In a post on his Twitter account on Tuesday, Commander General Joseph Aoun called on Lebanese forces to continue targeting terrorists who commit crimes against the army and the nation.
“I urge you to be fully prepared at the southern border in order to confront the Israeli enemy’s threats and violations.”
The senior general also warned that the Israeli regime has “hostile intentions against Lebanon, its people, and army.”
Elsewhere in his Tweet, Aoun demanded Lebanese army soldiers “to remain vigilant to ensure the implementation of Resolution 1701 in close coordination and cooperation with the UNIFIL in order to preserve stability” on the Lebanese southern frontier.

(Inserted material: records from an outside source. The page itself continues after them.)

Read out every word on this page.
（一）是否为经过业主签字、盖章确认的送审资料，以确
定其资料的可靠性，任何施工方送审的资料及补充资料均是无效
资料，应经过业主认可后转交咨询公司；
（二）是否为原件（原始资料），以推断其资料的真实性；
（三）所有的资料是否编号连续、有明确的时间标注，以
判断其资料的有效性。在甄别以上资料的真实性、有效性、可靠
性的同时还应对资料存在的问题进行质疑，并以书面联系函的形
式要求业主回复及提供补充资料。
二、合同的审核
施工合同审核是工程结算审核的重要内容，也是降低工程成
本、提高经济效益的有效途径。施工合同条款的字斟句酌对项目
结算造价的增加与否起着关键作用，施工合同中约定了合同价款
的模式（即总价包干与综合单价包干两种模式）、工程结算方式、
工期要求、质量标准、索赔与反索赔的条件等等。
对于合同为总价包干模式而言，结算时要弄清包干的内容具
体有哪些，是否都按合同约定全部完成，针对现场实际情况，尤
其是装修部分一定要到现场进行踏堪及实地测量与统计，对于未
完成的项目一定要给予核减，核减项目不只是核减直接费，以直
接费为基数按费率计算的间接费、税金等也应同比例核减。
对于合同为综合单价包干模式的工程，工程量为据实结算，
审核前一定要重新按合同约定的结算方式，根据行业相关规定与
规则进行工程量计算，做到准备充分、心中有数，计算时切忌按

Israel launched two wars on Lebanon in 2000 and 2006, in both of which the Hezbollah resistance movement inflicted heavy losses on the regime’s military.
United Nations Security Council Resolution 1701 ended the 2006 war. The resolution tasks peacekeepers with the United Nations Interim Force in Lebanon (UNIFIL), who are stationed along Lebanon’s southern border with the occupied territories, with monitoring the cessation of hostilities there.
Israeli forces regularly violate Lebanon’s sovereignty and target Lebanese patrol soldiers. Israeli officials have even threatened another war on Lebanon.
Back in September, Israel conducted its biggest military drill in almost two decades on the Lebanese border. An Israeli military source said the 10-day exercise was meant to simulate “scenarios we’ll be facing in the next confrontation with Hezbollah.”
The Israeli minister of military affairs Avigdor Lieberman has requested a boost in the regime’s military budget, citing “a significant change in the security situation in the region.”
Tens of thousands of Israeli air, sea and land personnel took part in the war game, which also included aircraft, boats, and submarines.
On Sunday, Arab League foreign ministers held an emergency meeting in Cairo, with the final statement accusing Hezbollah of “supporting terrorism and extremist groups in Arab countries with advanced weapons and ballistic missiles.”
This is while Hezbollah is represented in the Lebanese parliament and in the national unity government formed last year.
Reacting to the Arab League statement, Lebanon’s President Michel Aoun said his country reserved the right to resist and foil any Israeli aggression.
“Lebanon was able to face the Israeli aggression since 1978 until the 2006 war. It was able to liberate its land. Israeli threats are still ongoing; the Lebanese have the right to fight and thwart it with all available means,” he tweeted.
Aoun further noted that Lebanon “cannot accept suggestions that Lebanon’s government is a partner in acts of terrorism.”
Earlier this month, Lebanon’s Foreign Minister Gebran Bassil cautioned Israel against waging a war on his country, citing Beirut’s confidence to secure victory in the battle.
Additionally, Hezbollah Secretary General Sayyed Hassan Nasrallah said Saudi Arabia has appealed to Israel to launch a military onslaught against Lebanon in the name of fighting Hezbollah, and is ready to spend billions of dollars to attain this objective.
The army chief’s appeal to soldiers comes at a time when Lebanon is grappling with a political crisis caused by the shock resignation of Prime Minister Saad Hariri during visit to Saudi Arabia.
It is widely believed that Hariri, who led a coalition government including Hezbollah, was forced to step down by the regime in Riyadh over his refusal to take a confrontational approach against the resistance movement.